My best friend Tara O’Brian and I have been trying to find funding to convert the old cannery, which has been empty since it closed down, into a coffee bar/bookstore/gathering spot that would not only provide a service to the community but also showcase the cats Maggie and I are trying to place in homes. Our idea was to convert the building into two spaces with an adjoining door. One side would house the coffee bar and bookstore. The second side would feature a lending library and reading room in which several hand-chosen cats would roam freely to interact with the general population. Madrona Island is a great place to live, but it’s a small community that lacks a movie theater, bowling alley, night club, or other source of entertainment. The island residents needed a place to gather and socialize, and the old cannery was just sitting empty, without a purpose.
“I expect it’s going to cost a small fortune to convert the space,” John commented.
“It will, but Tara has applied for a loan, and a lot of our friends have offered to help out with free labor. I know we have a long way to go, but I’m really starting to get excited about the idea.”
“Seems like a good project. Folks need a place to gather during the winter, when there isn’t much going on. Have you come up with a name?”
“Coffee Cat Books.”
John chuckled. “Clever. I like it. Have you addressed the issue of allowing the cats on the premises?”
“We have,” I said proudly. “According to the board of health, as long as the cats aren’t allowed in the area where food is prepared or sold, we don’t have a problem. We plan to divide the space into two separate rooms joined by a glass wall and a glass door to provide a feeling of continuity, so we’ll be fine.”
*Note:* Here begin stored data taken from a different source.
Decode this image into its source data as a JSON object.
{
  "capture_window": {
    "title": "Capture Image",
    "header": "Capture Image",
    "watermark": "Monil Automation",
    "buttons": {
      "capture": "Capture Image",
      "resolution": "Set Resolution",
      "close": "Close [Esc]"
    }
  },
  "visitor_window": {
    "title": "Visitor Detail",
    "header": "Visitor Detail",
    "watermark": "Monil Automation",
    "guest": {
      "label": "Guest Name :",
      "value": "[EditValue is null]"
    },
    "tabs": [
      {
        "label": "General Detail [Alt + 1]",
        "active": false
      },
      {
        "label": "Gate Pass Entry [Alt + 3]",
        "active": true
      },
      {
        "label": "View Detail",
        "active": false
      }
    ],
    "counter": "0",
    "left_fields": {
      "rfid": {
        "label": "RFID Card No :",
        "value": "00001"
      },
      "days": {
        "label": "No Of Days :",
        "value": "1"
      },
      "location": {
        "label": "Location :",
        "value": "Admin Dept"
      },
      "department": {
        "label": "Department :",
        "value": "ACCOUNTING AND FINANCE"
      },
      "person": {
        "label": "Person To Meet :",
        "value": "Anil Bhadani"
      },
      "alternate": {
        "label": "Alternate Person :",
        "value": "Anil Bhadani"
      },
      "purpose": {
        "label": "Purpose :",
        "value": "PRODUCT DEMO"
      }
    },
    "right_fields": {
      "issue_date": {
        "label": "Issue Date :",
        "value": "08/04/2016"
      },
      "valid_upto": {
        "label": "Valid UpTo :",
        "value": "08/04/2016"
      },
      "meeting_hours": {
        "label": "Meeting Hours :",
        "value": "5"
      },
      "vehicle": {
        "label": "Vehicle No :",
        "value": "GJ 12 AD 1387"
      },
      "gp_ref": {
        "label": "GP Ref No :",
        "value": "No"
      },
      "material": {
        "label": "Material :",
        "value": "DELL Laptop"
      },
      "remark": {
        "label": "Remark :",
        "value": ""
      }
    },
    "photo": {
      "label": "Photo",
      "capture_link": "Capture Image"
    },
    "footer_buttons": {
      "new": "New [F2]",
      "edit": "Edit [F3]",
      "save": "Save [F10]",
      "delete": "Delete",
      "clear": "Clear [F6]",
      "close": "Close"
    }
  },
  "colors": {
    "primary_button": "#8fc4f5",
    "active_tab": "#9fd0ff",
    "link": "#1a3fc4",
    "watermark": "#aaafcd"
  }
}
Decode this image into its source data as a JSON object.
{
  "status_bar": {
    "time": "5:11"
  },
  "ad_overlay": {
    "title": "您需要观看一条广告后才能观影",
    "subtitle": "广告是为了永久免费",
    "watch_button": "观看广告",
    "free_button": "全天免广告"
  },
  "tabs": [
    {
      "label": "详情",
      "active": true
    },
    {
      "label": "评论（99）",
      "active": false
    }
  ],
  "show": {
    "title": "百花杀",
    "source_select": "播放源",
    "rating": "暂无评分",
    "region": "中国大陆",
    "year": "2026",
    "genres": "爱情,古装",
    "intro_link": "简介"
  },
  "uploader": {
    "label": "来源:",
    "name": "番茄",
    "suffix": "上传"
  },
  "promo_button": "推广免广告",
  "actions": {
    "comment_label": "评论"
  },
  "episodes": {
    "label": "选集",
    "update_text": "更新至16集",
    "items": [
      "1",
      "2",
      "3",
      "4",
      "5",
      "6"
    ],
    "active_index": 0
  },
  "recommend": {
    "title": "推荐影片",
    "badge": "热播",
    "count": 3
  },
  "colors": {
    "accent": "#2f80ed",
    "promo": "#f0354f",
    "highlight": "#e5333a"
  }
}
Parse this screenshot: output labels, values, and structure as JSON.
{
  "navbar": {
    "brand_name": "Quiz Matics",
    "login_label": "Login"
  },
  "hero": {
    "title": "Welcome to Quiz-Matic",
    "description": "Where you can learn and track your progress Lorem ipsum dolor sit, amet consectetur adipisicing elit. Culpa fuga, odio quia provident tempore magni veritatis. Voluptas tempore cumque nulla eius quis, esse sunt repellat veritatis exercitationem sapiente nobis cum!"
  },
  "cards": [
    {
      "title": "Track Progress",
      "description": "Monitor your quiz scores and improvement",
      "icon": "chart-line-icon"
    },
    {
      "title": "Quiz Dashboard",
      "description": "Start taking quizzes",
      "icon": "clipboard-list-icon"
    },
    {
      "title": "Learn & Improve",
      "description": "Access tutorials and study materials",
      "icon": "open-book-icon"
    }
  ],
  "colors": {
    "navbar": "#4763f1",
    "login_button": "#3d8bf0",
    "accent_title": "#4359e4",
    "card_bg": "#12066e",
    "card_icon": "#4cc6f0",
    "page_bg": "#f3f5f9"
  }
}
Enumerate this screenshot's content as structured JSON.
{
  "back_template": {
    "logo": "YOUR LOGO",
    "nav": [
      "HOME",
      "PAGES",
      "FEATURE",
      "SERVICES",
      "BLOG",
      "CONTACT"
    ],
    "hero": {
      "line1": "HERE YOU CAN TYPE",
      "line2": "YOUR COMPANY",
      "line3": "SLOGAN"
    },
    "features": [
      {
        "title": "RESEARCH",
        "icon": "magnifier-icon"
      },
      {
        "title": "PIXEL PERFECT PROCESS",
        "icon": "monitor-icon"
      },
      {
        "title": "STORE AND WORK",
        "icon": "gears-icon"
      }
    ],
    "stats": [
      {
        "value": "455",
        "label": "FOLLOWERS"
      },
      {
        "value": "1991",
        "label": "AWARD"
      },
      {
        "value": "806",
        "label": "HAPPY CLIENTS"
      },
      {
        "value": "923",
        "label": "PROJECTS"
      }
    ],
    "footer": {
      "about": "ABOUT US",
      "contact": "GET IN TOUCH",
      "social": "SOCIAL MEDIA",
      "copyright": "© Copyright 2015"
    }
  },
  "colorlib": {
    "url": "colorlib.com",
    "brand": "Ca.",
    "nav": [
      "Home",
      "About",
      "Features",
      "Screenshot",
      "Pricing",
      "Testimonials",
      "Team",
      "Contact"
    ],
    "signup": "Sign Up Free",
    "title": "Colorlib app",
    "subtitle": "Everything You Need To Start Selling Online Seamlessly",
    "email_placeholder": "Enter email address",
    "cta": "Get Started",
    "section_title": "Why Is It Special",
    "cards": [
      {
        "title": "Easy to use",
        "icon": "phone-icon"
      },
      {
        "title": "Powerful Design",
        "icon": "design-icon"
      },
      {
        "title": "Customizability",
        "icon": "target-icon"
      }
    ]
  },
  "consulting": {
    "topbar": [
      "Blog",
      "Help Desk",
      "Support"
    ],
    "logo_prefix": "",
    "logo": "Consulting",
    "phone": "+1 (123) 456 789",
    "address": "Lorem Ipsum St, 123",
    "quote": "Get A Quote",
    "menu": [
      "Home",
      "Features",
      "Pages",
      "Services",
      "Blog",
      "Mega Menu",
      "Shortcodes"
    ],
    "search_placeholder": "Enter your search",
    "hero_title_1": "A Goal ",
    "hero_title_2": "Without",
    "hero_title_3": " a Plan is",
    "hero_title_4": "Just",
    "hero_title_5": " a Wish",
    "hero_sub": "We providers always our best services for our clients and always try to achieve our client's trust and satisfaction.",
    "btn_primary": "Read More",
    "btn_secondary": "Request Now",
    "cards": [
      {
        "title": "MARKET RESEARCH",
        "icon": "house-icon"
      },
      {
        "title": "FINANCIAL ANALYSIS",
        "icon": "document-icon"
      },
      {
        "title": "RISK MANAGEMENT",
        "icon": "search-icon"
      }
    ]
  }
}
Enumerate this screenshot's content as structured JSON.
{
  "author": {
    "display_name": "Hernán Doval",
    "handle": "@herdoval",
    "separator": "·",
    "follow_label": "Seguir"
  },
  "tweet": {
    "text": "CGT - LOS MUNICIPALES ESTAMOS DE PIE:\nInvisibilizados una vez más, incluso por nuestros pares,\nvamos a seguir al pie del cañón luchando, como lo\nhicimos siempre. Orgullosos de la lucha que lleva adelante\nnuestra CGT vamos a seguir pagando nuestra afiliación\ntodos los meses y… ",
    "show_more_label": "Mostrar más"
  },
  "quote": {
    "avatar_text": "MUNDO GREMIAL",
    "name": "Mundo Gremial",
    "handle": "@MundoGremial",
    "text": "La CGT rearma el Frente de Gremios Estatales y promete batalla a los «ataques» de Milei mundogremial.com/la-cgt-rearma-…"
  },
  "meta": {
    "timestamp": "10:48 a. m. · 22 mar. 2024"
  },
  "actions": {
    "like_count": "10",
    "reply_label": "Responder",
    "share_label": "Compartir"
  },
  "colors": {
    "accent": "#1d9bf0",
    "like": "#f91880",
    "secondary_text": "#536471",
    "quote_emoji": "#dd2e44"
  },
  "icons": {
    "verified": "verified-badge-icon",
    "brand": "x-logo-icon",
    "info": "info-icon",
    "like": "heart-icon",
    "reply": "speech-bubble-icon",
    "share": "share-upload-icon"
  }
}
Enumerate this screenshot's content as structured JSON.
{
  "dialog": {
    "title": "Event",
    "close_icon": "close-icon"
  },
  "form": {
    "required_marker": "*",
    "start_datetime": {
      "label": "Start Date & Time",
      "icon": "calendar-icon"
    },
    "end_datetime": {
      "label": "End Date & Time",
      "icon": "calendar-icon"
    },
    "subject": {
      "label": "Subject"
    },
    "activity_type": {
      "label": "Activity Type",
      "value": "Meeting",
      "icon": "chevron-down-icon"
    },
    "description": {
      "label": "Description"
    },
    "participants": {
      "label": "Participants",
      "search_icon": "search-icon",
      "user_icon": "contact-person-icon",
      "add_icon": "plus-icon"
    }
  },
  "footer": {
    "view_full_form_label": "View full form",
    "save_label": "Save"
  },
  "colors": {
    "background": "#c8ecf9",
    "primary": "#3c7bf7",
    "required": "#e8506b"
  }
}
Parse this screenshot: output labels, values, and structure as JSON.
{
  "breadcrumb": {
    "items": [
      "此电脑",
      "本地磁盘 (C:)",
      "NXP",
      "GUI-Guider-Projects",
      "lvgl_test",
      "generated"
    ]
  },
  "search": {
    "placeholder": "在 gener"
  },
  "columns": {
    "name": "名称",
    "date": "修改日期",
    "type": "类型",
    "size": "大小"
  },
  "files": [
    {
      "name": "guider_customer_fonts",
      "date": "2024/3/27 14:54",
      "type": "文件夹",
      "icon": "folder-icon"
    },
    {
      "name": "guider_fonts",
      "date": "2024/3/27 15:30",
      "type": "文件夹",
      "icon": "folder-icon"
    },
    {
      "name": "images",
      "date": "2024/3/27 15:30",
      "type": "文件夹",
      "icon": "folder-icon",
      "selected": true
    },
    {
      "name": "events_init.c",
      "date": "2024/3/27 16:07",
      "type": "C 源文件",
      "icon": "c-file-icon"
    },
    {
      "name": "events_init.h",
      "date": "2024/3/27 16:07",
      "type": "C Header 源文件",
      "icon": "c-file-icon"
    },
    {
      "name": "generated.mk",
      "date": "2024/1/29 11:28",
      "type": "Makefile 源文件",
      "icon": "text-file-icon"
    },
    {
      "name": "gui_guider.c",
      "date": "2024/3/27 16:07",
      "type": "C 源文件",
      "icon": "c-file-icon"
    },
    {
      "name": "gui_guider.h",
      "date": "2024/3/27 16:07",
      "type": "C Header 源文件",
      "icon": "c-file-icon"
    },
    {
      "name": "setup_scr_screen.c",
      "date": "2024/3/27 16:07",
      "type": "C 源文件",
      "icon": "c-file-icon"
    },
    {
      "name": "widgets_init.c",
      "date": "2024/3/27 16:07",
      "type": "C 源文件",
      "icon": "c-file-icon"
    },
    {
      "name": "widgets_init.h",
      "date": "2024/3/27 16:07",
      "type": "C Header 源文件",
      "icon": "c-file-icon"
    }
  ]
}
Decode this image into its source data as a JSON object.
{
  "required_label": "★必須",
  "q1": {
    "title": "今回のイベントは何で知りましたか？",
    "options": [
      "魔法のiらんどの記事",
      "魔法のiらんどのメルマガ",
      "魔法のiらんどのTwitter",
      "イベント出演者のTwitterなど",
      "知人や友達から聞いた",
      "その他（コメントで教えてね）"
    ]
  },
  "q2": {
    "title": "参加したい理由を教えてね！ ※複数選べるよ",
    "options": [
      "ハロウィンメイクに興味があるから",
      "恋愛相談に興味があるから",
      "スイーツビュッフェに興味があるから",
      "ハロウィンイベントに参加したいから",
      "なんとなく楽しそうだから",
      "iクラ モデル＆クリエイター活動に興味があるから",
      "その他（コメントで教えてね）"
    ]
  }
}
“Sounds like you’ve thought it all out.” John seemed impressed.
“The county has already approved our design and Danny drew up flyers that depict the concept we’re going for.”
“Can you e-mail me one?”
“Sure; let me get a pen.” I dug around in my bottomless backpack for a pen and a pad of paper. I tend to be disorganized and forgetful at times, so the very organized Tara suggested that I start carrying around a pad and pen on which to take notes. The problem is that I can never find the pad and pen when I need them.